Clinical named entity recognition in the Portuguese language: a benchmark of modern BERT models and LLMs

arXiv cs.CL / 3/30/2026

💬 OpinionIdeas & Deep AnalysisModels & Research

Key Points

  • The study benchmarks multiple BERT-family models and LLMs for Portuguese clinical named entity recognition (NER) using the SemClinBr public corpus and a private breast cancer dataset.
  • It compares models including BioBERTpt, BERTimbau, ModernBERT, and mmBERT against LLMs such as GPT-5 and Gemini-2.5 under identical training and evaluation conditions.
  • mmBERT-base achieved the best reported performance with micro F1 = 0.76, outperforming the other tested models and indicating strong suitability for Portuguese clinical NER.
  • The paper tests data-imbalance mitigation strategies (iterative stratification, weighted loss, oversampling), finding that iterative stratification improves class balance and overall results.
  • It concludes that multilingual BERT models—especially mmBERT—are effective for Portuguese clinical NER and can be run locally with limited computational resources when paired with balanced splitting strategies.

Abstract

Clinical notes contain valuable unstructured information.
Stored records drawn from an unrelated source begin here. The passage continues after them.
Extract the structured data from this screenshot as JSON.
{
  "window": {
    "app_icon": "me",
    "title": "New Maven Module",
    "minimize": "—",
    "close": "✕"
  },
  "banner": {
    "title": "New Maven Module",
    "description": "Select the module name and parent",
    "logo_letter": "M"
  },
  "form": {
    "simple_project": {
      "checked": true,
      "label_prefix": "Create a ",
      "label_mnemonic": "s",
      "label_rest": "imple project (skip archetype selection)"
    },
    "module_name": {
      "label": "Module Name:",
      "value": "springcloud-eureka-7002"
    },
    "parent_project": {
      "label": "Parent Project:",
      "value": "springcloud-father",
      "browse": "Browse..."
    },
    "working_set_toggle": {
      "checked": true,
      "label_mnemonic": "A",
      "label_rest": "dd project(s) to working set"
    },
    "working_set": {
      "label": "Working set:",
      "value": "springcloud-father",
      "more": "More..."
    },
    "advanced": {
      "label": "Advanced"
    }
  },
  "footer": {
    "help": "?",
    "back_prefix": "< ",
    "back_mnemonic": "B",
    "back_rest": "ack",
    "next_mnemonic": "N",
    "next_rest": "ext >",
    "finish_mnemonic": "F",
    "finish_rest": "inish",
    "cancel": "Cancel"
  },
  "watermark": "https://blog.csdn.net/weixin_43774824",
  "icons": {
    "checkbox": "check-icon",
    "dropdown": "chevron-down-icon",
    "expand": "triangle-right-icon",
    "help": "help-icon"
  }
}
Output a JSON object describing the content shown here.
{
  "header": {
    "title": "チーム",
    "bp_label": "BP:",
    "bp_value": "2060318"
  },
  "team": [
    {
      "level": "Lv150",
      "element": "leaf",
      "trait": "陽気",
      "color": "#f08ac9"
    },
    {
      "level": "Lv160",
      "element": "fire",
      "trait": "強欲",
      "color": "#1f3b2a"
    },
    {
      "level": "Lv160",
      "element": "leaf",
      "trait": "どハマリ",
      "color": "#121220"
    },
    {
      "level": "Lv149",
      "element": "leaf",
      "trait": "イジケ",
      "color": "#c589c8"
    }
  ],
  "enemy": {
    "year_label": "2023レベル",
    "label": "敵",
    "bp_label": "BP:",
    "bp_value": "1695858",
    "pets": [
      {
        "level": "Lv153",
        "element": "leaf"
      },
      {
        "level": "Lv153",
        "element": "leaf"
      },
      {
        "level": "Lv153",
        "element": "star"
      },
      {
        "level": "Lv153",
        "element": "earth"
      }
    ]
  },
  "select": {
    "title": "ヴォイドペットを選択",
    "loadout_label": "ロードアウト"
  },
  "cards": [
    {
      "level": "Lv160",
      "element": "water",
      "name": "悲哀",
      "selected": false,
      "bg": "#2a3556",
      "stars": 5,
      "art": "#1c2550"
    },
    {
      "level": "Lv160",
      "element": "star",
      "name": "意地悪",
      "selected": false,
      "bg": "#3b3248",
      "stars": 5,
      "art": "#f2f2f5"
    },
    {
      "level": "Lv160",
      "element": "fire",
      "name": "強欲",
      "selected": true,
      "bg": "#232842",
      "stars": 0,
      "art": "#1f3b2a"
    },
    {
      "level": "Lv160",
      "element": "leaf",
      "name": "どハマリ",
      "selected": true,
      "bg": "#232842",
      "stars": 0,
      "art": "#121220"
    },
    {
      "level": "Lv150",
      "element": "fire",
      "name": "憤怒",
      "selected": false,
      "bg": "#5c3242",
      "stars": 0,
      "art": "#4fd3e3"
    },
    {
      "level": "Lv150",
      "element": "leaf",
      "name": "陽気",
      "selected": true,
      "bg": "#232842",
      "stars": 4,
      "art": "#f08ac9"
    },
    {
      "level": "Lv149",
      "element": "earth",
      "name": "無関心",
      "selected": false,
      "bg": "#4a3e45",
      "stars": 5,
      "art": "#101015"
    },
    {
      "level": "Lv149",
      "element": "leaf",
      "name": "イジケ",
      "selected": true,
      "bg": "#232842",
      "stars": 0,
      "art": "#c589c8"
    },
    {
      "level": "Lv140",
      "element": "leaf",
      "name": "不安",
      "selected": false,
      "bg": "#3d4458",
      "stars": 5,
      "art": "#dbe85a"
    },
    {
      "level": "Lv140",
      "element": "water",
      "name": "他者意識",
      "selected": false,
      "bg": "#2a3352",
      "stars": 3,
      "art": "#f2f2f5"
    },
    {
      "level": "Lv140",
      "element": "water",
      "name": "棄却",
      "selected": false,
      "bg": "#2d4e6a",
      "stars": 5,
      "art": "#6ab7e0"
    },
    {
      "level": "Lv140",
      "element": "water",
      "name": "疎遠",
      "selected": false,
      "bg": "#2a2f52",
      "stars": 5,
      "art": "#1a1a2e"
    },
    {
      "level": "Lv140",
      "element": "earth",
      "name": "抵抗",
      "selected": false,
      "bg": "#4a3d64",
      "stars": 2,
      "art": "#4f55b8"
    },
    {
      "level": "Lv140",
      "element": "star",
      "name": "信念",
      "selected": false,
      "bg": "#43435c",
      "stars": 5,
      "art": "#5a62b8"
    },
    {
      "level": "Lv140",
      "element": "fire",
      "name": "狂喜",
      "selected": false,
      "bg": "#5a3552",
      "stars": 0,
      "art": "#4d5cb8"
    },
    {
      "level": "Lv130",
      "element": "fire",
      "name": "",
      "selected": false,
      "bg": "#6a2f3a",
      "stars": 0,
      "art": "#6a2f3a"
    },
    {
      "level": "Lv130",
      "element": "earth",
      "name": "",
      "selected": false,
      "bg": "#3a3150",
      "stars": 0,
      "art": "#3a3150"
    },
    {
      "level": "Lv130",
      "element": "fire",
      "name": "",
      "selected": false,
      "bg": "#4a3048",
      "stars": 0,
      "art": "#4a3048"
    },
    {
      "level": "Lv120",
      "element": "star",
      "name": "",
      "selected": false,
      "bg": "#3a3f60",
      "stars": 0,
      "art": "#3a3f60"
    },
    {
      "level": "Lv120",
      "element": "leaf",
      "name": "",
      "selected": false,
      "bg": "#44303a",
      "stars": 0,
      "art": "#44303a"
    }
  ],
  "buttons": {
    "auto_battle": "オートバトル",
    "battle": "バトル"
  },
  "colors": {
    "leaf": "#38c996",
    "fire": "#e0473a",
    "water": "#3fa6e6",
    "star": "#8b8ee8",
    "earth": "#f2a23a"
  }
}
Named entity recognition (NER) enables the automatic extraction of medical concepts; however, benchmarks for Portuguese remain scarce. In this study, we aimed to evaluate BERT-based models and large language models (LLMs) for clinical NER in Portuguese and to test strategies for addressing multilabel imbalance. We compared BioBERTpt, BERTimbau, ModernBERT, and mmBERT with LLMs such as GPT-5 and Gemini-2.5, using the public SemClinBr corpus and a private breast cancer dataset. Models were trained under identical conditions and evaluated using precision, recall, and F1-score. Iterative stratification, weighted loss, and oversampling were explored to mitigate class imbalance. The mmBERT-base model achieved the best performance (micro F1 = 0.76), outperforming all other models. Iterative stratification improved class balance and overall performance. Multilingual BERT models, particularly mmBERT, perform strongly for Portuguese clinical NER and can run locally with limited computational resources. Balanced data-splitting strategies further enhance performance.